Okumuş olduğum kitabınızdan öğrendim ki:
* Cemaatle namaz kılmak, sabah namazının sünnetinden daha kuvvetli, vâcibe yakın bir sünnet-i müekkede-i 'ayn imiş,
* Sünnet-i müekkedeler; sünnet-i müekkede-i 'ayn ve sünnet-i müekkede-i kifaye olmak üzere ikiye ayrılırmış,
* İslam nizamında tekbiri ula'ya yetişemeyene 3 gün, cemaate yetişemeyene ise 7 gün taziyeye giderlermiş,
* Cemaati terk etmek günahmış ve İslam nizamında cezası olduğu gibi cemaati terk eden Padişah da olsa şahitliği kabul edilmezmiş,
* Cemaati terk etmektense, bid'at sahibi bir imamın arkasında dahi olsa cemaatle namaz kılmak gerekirmiş (Bid'atı küfre sebebiyet vermemek şartıyla)...
Fitne ve fesadın yaygınlaştığı, ehli sünnet ve cemaat alimlerinin zindanlara atılarak itikadı bozuk kişilerin tepelere çıkartıldığı, zinanın suç olmaktan çıktığı, domuzun kasaplık hayvan kodeksine uygun hale getirildiği, eşcinsel evliliklere müsaade edildiği, bir emniyet müdürünün 'alenen fuhuş yapılıyor ve müdahale edemiyoruz' diyerek feryat ettiği, diyalogcuların, kriptoların, masonların, Afganî'cilerin, Abduh'çuların, ve Reşid Rızacı'ların, çeşit çeşit sapıkların milletin itikadını bozduğu, camilerin boşalıp bar, pavyon, kahvehane gibi yerlerin tıka basa dolduğu bu âhir zamanda az da olsa birkaç önemli meseleyi sayenizde öğrenebilmenin bahtiyarlığını yaşıyorum.

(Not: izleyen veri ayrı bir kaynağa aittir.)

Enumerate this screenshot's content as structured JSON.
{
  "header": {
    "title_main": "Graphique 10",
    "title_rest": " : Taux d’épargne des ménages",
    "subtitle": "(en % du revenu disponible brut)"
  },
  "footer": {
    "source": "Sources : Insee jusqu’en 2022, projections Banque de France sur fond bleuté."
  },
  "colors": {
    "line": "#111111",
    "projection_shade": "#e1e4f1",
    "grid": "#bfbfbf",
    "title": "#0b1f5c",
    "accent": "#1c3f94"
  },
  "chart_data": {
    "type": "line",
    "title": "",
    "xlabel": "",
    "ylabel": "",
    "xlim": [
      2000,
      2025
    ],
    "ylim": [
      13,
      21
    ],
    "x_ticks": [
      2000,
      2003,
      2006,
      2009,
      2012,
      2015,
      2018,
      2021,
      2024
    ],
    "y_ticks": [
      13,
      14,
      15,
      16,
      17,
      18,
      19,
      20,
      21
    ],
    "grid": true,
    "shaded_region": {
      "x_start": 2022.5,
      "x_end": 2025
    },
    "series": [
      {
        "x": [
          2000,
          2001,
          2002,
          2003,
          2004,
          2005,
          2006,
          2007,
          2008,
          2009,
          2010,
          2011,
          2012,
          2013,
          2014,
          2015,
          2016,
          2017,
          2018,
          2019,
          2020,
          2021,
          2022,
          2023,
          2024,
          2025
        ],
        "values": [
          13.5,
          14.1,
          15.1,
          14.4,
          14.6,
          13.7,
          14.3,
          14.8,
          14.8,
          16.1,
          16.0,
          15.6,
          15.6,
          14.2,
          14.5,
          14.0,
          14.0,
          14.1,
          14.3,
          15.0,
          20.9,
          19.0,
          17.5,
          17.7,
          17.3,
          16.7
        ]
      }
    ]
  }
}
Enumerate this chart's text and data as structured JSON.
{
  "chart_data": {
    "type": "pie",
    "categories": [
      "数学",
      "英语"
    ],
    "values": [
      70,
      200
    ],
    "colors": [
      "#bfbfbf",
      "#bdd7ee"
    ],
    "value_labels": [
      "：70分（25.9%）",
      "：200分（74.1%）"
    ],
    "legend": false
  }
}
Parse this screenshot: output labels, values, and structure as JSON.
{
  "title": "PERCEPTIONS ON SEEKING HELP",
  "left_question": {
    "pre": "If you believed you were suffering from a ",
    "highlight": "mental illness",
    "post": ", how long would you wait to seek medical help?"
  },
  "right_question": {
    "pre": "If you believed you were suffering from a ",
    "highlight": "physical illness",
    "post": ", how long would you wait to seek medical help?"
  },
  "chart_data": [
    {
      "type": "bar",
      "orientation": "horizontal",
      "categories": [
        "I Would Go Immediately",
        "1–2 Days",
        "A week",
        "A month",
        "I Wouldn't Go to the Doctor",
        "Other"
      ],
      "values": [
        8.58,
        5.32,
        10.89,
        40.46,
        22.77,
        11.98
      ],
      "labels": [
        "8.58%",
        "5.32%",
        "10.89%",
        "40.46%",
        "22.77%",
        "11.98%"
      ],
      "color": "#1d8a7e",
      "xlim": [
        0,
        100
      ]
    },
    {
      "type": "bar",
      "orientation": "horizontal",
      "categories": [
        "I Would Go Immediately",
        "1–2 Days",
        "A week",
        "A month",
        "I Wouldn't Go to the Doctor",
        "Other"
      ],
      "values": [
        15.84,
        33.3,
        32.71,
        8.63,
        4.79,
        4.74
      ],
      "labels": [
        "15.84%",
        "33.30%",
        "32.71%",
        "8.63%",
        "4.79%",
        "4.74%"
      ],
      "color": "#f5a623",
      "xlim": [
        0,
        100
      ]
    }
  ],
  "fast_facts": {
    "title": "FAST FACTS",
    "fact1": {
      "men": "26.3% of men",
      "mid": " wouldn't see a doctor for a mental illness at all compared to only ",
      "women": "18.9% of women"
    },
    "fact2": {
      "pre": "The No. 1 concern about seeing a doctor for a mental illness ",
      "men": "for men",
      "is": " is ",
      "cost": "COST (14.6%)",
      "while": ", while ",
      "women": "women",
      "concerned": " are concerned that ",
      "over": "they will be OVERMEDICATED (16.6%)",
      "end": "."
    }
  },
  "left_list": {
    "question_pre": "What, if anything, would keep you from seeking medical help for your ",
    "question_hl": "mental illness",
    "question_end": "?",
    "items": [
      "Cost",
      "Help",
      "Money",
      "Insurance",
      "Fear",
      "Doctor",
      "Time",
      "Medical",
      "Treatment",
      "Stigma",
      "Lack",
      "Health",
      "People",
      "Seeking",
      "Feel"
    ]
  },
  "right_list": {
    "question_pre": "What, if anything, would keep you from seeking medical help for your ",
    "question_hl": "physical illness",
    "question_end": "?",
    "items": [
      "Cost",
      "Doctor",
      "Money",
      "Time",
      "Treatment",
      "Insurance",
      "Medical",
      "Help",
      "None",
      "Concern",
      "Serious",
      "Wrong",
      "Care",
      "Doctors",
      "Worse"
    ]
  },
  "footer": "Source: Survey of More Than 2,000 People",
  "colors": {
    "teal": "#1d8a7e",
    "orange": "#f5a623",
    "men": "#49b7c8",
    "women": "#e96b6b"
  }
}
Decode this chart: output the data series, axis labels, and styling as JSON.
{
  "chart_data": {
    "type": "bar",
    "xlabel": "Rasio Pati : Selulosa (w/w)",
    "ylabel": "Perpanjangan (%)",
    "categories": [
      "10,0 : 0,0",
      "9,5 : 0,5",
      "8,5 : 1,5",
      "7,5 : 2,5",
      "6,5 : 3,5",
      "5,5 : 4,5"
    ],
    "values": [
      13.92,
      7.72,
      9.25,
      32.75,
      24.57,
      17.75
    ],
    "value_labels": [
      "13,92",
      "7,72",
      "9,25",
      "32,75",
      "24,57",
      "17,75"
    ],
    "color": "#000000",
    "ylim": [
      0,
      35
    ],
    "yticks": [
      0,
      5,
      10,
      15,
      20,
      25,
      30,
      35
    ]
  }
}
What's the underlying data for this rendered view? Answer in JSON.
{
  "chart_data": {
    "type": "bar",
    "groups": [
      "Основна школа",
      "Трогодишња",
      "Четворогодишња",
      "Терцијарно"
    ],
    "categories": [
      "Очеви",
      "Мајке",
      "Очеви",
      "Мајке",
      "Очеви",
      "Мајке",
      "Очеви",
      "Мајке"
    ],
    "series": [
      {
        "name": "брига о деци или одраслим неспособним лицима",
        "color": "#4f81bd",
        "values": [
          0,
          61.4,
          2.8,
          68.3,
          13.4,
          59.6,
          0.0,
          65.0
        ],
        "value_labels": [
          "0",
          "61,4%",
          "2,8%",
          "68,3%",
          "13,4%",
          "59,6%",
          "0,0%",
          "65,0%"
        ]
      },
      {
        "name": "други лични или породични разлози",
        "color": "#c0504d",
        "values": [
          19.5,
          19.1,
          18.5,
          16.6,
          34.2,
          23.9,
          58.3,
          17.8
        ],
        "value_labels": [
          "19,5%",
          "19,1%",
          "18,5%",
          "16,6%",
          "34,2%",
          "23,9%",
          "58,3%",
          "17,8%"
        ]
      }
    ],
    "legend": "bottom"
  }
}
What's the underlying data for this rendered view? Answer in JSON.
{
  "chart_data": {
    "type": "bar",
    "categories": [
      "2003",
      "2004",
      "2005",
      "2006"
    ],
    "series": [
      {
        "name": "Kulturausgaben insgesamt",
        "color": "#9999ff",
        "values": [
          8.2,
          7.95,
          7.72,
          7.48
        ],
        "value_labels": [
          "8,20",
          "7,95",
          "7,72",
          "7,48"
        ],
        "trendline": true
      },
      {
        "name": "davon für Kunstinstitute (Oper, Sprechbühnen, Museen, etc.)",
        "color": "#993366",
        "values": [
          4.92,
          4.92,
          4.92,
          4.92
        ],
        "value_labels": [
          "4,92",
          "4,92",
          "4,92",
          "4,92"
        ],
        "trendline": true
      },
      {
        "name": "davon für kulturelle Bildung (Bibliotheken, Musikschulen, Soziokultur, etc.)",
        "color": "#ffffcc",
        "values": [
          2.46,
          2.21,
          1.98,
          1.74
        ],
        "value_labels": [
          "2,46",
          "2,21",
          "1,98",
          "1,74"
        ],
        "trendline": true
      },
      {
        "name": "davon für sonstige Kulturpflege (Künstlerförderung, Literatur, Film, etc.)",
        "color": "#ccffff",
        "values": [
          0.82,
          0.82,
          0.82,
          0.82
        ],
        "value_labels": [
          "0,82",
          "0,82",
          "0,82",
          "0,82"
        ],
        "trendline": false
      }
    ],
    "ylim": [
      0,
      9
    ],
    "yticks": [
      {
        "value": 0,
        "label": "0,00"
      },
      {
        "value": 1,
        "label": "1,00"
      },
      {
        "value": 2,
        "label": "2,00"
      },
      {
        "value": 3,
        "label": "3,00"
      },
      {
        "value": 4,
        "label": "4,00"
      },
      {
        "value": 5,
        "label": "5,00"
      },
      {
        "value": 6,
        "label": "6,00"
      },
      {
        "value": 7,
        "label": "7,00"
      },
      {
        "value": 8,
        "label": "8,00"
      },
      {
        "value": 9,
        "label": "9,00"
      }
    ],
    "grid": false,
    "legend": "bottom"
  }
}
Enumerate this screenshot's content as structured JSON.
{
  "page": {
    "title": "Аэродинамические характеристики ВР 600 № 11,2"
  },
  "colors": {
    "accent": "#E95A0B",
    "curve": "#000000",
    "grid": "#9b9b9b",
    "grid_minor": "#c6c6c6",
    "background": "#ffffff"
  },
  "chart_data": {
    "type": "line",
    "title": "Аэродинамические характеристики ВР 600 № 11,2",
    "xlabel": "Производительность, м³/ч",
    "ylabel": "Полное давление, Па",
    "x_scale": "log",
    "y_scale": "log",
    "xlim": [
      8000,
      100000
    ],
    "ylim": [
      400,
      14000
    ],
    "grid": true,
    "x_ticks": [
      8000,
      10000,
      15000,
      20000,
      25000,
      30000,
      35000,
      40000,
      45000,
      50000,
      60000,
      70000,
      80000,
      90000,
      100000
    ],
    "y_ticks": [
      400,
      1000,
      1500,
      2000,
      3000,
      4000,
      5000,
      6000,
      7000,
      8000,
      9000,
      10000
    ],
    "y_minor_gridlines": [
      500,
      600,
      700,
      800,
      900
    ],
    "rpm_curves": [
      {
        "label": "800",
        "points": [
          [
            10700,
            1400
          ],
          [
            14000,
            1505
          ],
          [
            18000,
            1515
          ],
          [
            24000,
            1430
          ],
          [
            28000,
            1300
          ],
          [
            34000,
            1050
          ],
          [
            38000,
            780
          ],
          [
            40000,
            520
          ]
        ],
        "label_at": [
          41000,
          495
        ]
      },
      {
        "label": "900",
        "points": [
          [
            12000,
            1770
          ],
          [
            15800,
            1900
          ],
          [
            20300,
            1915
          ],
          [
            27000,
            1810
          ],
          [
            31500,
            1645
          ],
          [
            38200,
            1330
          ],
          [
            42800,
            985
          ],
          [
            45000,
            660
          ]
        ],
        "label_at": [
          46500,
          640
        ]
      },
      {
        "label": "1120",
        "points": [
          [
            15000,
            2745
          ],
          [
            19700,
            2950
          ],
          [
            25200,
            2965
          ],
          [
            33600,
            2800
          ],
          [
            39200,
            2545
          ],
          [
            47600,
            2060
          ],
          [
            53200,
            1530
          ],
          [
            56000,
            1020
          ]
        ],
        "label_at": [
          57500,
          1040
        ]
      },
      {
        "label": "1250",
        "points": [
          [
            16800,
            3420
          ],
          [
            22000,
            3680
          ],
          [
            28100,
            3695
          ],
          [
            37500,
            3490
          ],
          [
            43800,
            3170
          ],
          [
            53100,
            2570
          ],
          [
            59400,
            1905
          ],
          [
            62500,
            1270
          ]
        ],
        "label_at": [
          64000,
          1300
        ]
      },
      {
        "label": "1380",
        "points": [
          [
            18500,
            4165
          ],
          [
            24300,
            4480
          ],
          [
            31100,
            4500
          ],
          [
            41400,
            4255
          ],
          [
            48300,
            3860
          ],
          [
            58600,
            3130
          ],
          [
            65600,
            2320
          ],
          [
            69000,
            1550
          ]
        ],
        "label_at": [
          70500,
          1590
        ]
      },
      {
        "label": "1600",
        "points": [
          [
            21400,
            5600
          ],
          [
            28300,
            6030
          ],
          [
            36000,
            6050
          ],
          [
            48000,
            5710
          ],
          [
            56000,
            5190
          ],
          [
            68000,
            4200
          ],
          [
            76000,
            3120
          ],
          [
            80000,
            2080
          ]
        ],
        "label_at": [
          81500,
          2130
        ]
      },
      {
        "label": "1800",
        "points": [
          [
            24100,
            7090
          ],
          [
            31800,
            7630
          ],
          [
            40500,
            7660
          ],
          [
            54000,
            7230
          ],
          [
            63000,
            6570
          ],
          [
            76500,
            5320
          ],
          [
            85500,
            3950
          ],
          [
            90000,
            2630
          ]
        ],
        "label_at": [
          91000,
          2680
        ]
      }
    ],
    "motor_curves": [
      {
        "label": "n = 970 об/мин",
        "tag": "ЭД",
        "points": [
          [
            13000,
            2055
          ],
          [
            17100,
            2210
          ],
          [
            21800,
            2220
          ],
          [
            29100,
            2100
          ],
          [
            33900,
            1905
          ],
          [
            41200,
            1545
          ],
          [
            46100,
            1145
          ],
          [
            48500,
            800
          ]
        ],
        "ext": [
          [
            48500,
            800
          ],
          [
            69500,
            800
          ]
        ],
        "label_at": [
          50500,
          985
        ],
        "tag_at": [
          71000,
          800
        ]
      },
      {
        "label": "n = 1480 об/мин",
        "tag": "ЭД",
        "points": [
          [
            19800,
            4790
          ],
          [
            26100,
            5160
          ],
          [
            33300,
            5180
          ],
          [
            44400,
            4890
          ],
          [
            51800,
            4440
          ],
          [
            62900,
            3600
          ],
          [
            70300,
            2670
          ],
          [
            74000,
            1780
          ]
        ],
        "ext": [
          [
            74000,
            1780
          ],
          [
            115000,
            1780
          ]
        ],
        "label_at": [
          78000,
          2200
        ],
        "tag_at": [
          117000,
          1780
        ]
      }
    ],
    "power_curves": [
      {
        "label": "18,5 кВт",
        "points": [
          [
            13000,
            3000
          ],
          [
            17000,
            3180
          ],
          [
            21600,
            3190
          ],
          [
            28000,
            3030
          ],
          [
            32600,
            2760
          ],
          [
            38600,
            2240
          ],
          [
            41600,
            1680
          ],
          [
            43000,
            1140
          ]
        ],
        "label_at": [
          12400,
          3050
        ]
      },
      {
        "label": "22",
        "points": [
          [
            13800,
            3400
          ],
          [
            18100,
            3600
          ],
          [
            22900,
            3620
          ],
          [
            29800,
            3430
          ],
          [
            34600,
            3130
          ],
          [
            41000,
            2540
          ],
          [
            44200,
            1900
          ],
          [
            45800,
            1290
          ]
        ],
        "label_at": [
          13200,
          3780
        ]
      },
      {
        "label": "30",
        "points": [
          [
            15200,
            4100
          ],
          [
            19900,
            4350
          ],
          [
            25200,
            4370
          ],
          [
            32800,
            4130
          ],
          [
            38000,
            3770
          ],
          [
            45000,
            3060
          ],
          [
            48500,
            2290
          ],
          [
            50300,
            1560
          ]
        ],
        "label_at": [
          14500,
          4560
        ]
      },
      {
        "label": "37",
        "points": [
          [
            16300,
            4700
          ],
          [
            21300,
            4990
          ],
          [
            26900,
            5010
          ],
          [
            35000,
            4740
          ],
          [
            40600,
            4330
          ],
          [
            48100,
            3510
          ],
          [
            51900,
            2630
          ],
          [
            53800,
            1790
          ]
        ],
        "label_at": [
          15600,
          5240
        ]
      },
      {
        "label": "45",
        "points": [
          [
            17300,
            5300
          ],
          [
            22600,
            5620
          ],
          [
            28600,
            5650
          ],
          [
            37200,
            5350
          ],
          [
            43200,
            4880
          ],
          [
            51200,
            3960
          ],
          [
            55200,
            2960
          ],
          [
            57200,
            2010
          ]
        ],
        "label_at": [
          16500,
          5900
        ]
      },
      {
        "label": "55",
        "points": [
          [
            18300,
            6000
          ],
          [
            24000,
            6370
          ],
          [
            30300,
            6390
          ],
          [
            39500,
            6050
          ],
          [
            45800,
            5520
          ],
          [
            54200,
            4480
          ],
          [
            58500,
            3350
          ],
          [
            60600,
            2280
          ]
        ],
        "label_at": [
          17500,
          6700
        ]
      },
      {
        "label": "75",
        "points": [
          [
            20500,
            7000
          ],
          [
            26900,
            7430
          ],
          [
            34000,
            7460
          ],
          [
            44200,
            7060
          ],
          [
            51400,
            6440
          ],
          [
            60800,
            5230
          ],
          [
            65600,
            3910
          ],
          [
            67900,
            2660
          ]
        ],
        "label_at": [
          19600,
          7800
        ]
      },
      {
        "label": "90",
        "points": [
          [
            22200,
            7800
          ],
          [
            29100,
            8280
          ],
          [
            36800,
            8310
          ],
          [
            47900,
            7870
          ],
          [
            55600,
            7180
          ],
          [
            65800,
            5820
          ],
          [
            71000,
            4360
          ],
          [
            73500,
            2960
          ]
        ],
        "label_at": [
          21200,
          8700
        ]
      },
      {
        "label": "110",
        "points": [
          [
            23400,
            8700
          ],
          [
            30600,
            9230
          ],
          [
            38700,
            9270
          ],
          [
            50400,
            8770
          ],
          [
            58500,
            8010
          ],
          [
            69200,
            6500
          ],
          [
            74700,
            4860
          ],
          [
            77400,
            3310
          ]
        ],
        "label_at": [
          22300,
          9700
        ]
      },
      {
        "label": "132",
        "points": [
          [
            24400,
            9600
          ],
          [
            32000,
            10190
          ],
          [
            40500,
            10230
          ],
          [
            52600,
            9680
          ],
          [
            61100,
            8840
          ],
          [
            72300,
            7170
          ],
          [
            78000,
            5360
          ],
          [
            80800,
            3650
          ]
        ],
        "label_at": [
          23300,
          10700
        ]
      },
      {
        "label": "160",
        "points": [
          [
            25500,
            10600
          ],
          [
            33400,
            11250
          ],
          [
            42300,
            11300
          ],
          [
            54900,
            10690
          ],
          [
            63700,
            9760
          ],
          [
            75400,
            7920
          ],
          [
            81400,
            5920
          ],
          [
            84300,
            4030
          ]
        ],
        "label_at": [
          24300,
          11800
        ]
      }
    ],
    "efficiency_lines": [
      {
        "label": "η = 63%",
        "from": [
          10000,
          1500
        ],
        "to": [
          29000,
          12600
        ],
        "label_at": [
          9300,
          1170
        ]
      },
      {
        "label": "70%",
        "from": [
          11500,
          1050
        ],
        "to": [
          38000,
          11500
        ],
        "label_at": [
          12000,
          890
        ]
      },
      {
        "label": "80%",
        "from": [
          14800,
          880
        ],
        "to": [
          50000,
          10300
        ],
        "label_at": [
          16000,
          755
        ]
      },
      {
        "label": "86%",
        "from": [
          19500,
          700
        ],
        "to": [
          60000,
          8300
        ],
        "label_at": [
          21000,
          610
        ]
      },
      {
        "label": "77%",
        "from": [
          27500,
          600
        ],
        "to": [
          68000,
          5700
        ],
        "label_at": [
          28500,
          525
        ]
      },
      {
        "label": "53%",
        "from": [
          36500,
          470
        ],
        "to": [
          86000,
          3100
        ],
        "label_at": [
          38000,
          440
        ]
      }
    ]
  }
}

Adı geçen eserinizi her Müslümana, özellikle işyerine çok yakın mesafelerde cami olduğu halde cemaati terk ederek namazlarını tek başlarına kılan veya hiç kılmayan kravatlı dindar beyefendilere tavsiye ediyorum.
Saygı ve hürmetlerimle... İbrahim Halil KANIKARA.